I typically write about worksite wellness from the employers/HR Director’s viewpoint because I consult employers on their wellness programs. Then I realized, hey, I’m an employee too…how do I stay healthy?
Regardless if your employer offers a formal wellness program, here are things every employee can do to be healthier at work (or before you even get there):
Sleep – Your quality and quantity of sleep affects how productive you are at your job, how nice you are to your co-workers and customers and causes increased health risks. If you don’t get enough sleep:
– It’s harder to concentrate for a sustained amount of time and most of us need to focus on something at work.
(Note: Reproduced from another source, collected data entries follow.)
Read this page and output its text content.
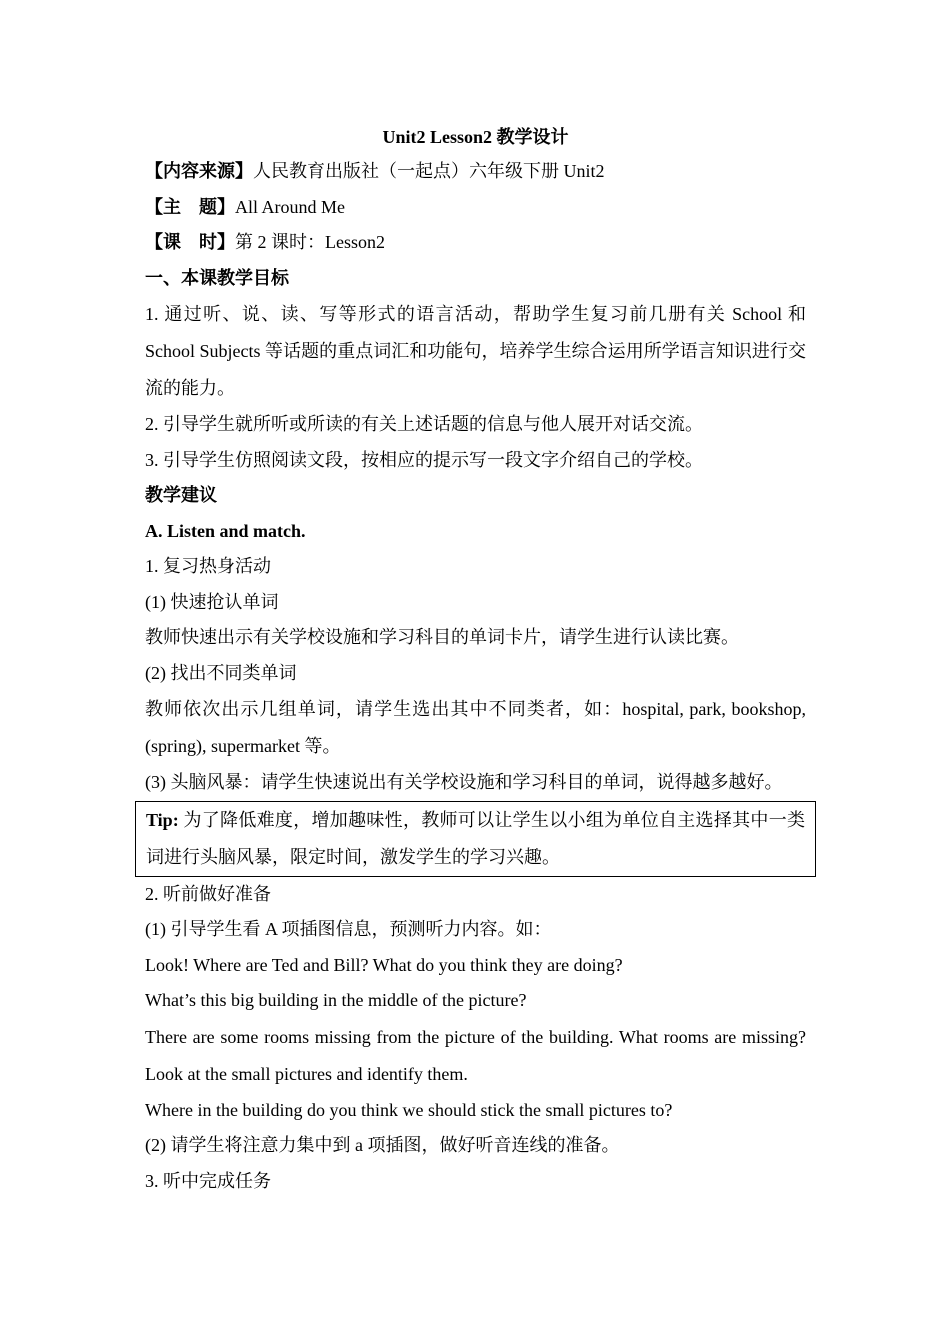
Unit2 Lesson2 教学设计
【内容来源】人民教育出版社（一起点）六年级下册 Unit2
【主　题】All Around Me
【课　时】第 2 课时：Lesson2
一、本课教学目标
1. 通过听、说、读、写等形式的语言活动，帮助学生复习前几册有关 School 和 School Subjects 等话题的重点词汇和功能句，培养学生综合运用所学语言知识进行交流的能力。
2. 引导学生就所听或所读的有关上述话题的信息与他人展开对话交流。
3. 引导学生仿照阅读文段，按相应的提示写一段文字介绍自己的学校。
教学建议
A. Listen and match.
1. 复习热身活动
(1) 快速抢认单词
教师快速出示有关学校设施和学习科目的单词卡片，请学生进行认读比赛。
(2) 找出不同类单词
教师依次出示几组单词，请学生选出其中不同类者，如：hospital, park, bookshop, (spring), supermarket 等。
(3) 头脑风暴：请学生快速说出有关学校设施和学习科目的单词，说得越多越好。
Tip: 为了降低难度，增加趣味性，教师可以让学生以小组为单位自主选择其中一类词进行头脑风暴，限定时间，激发学生的学习兴趣。
2. 听前做好准备
(1) 引导学生看 A 项插图信息，预测听力内容。如：
Look! Where are Ted and Bill? What do you think they are doing?
What’s this big building in the middle of the picture?
There are some rooms missing from the picture of the building. What rooms are missing? Look at the small pictures and identify them.
Where in the building do you think we should stick the small pictures to?
(2) 请学生将注意力集中到 a 项插图，做好听音连线的准备。
3. 听中完成任务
– Lack of sleep also makes you irritable which makes it easier to snap at co-workers or handle an upset customer.
– Finally, there is a link between lack of sleep and an increase in obesity and diabetes risk.
I know when I don’t sleep enough, I crave junk food, have less patience and everything feels like it requires more effort. There are a ton of sleep tips on the web but the key is making the decision to prioritize sleep and acting on it. Tip: Start by going to bed 15 minutes earlier.
Stand up – You may have heard that “sitting is the new smoking” because there is enough published research to tell you that our desk jobs are causing us to be less healthy. I’ve been asked about sit to stand desks, treadmill desks, etc. which all can help you get off your rear end for a good portion of the day. But what if you have a regular desk like I do?
– Stand up at least once an hour. Even if you have restrictions on what you do for work, such as customer service, chances are that you can stand up.
– You know those dreaded meetings that last multiple hours? Just stand up and go to the back of the room. Chances are someone will follow right behind you and do the same.
– Get a reminder: put a sign in your cube, make your wearable device buzz or add a calendar reminder. Sadly, it’s easy to get sucked into work and forget to stand up.
Tip: Stand up every hour for at least a minute and take a short walk every 90 minutes.
Lunch – To save calories and money, bring your own healthy lunch. They’re two parts to a healthy lunch – packing one and getting away from your desk. It’s best to do both but let’s face it, that doesn’t always happen.
I just talked to a CFO that worked out in the morning, got her kids to school and didn’t get into work until 8:30. She wanted to work through lunch because she had stuff to get done. For those people, I would suggest just a quick 10 minute walk before starting their lunchtime work. It will make you more focused and effective.
Here’s a few tips to make it easier to bring your own lunch:
- – Try making extra for dinner and packing your lunch the night before. It will truly take 10 minutes and will be way easier than doing it in the morning.
- – Just go with a healthy frozen meal and add some extra fruit and veggies to counteract the wallop of sodium you’ll be eating.
- – Bring some staples to work, like peanut butter and jelly or turkey with whole wheat bread, and make your sandwich at lunch.
- – Make a large salad on Sunday and just package up lunch servings each night.
Tip: Start by taking 5 minutes to truly focus on what you are eating for lunch.
Unanticipated snacks – this is the scenario when co-workers bringing in the dreaded unhealthy snacks.
This happened to me recently. I just finished lunch and brought my fruit to my next meeting. One of my very nice team members brought us cupcakes and guess who ditched her fruit for a cupcake? Me! I didn’t want to offend the person bringing the cupcakes but after I ate it, I felt the sugar crash.
My suggestions for handling this are to take a small portion (I could have had half a cupcake) or say thanks but no thanks, I’m doing my best to eat a little healthier.
Tip: Abide by the 3 bite rule – if you are going to have a junky snack, eat 3 bites, then throw it away. The first 3 bites are truly the most tasty. After that, the food just doesn’t taste as good.
Afternoon crashes – we all have an energy slump around 2:30 or 3:00 and although it’s trendy, most of us can’t take a nap at work. When we feel that slump, we tend to turn to more coffee or sugary snacks to get through the slump.
One common reason for an afternoon slump is overeating at lunch. If you can’t seem to pack a lunch, just try to eat a little less when you are out to eat. Easier said than done, I know, but check out this link for tips on ways to cut portions without feeling hungry.
A little deep breathing can help. There are plenty of websites that will take you through deep breathing exercises and You Tube videos that can guide you. One-Moment Meditation is a company created to encourage meditation in just one minute.
Take a short walk to the furthest copier, bathroom, breakroom or walk up some steps that will really help.
Switch tasks if possible. If you are working on something that is draining your energy see if you can do something that will liven up your thinking.
Tip: Monitor your afternoon fatigue for a week and see how often you reach for caffeine or sugar to get you through.
Corporate America may be making us unhealthy but as employees, we have control over our habits and behaviors during the day.